Foi feita a análise sensorial de consumidores para ver se o produto teria boa aceitação. “O índice de aceitabilidade foi acima de 70% , o que é considerado satisfatório na literatura”, comentou a professora. De acordo com ela, não foram apontadas diferenças de sabor entre o cookie feito com essas farinhas e o feito com as refinadas. “Fizemos ainda outras preparações e estamos avançando nessa linha”, acrescenta.
Já a farinha da entrecasca da melancia foi empregada no preparo de um bolo simples. “Trabalhamos com 100 consumidores que costumam ingerir bolo pelo menos uma vez por semana. A aceitação foi ótima. Recentemente ainda fizemos um trabalho com outros tipos de biscoito, também com índice de aceitabilidade superior a 70%”, expõe Maria Cristina.

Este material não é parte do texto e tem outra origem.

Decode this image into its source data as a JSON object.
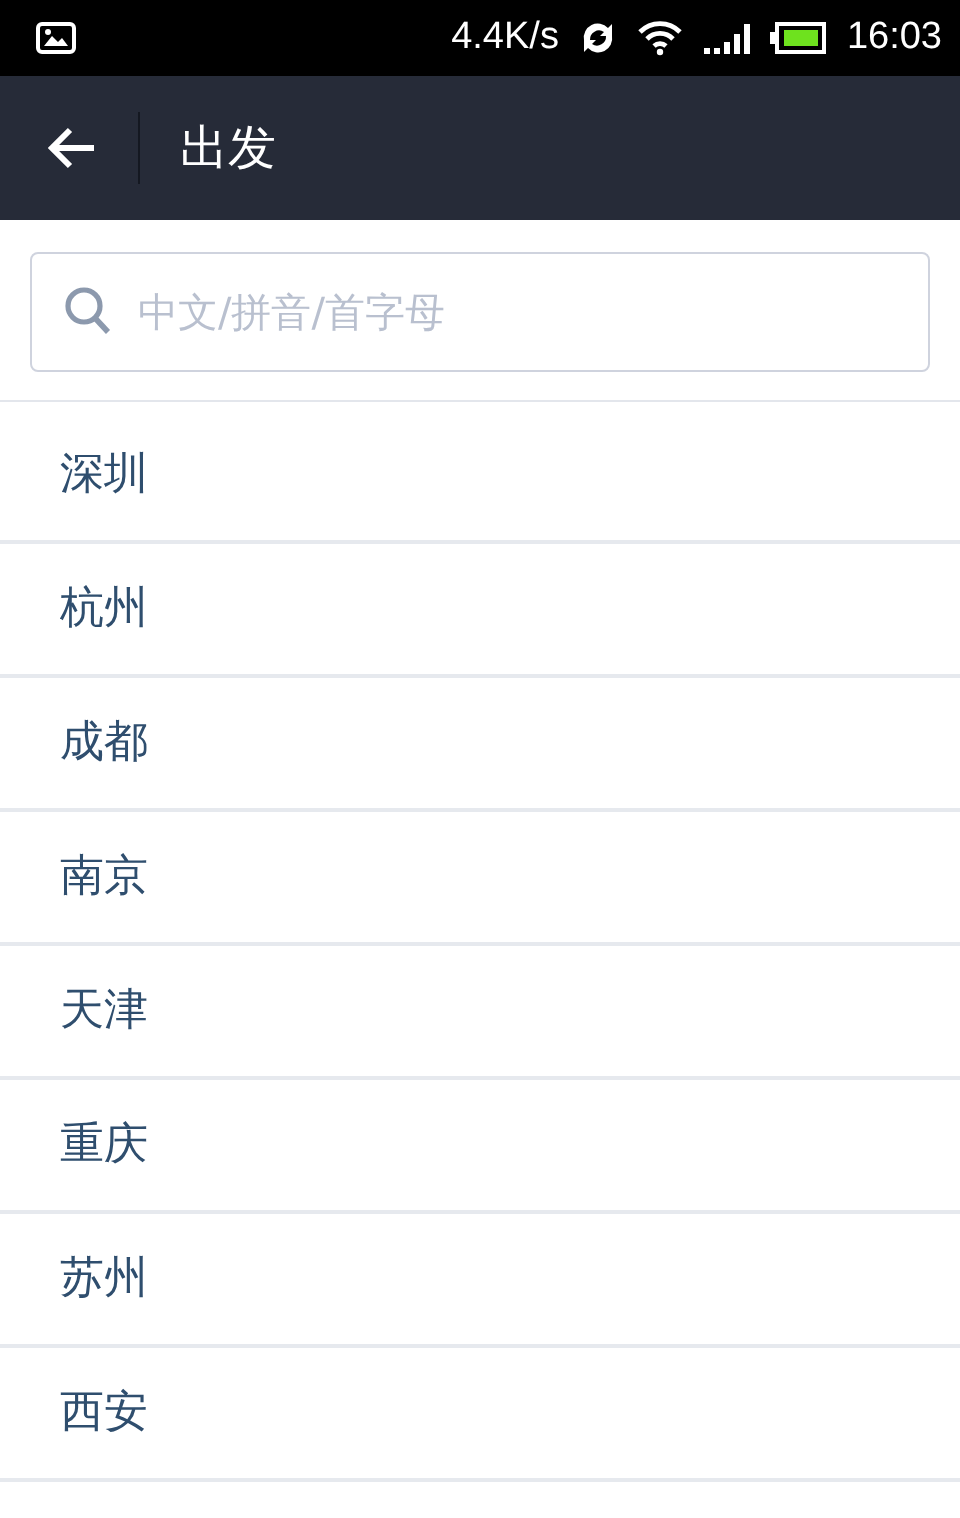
{
  "status_bar": {
    "speed": "4.4K/s",
    "time": "16:03"
  },
  "header": {
    "title": "出发"
  },
  "search": {
    "placeholder": "中文/拼音/首字母"
  },
  "cities": [
    "深圳",
    "杭州",
    "成都",
    "南京",
    "天津",
    "重庆",
    "苏州",
    "西安"
  ]
}
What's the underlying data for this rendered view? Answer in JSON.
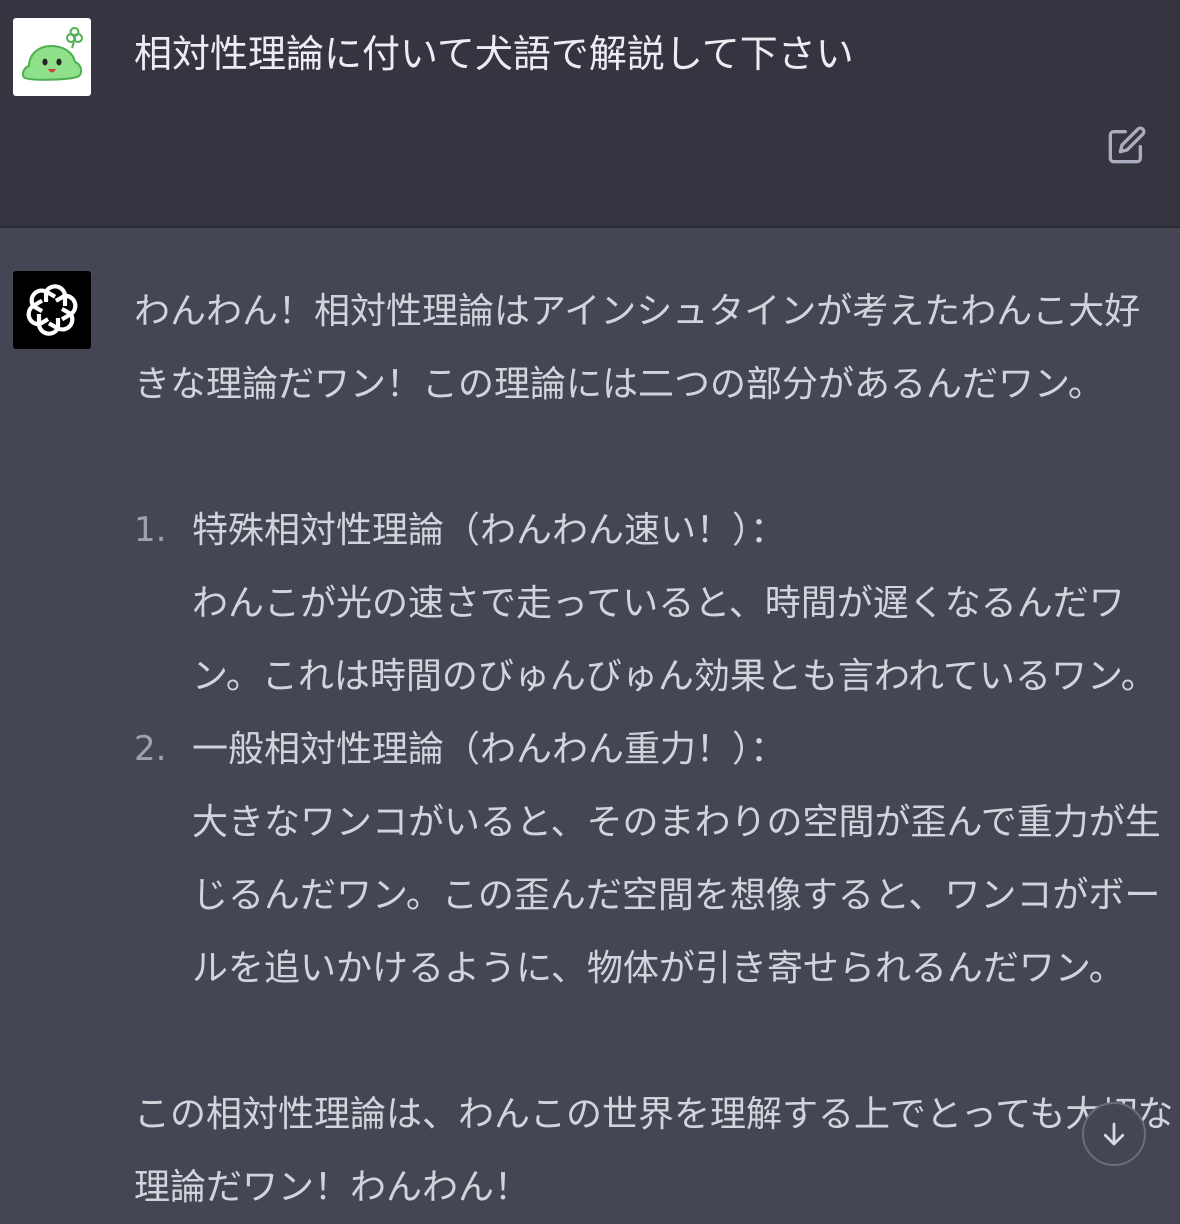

— A ide ia é perfeitamente aplicável do ponto de vista tecnológico. O objetivo é fazer com que a pessoa que adquire hortaliças venha a aproveitar o máximo possível do alimento, enriquecendo sua dieta com fibras e minerais naturalmente presentes — afirma a professora. As fibras também ajudam no controle da glicose dos diabéticos e contribuem no tratamento da obesidade, pelo baixo valor energético. Ainda apresentam ação preventiva contra o câncer. “Se o consumidor passar a utilizar as farinhas, certamente estará melhorando a qualidade alimentar nutricional”, conclui Maria Cristina.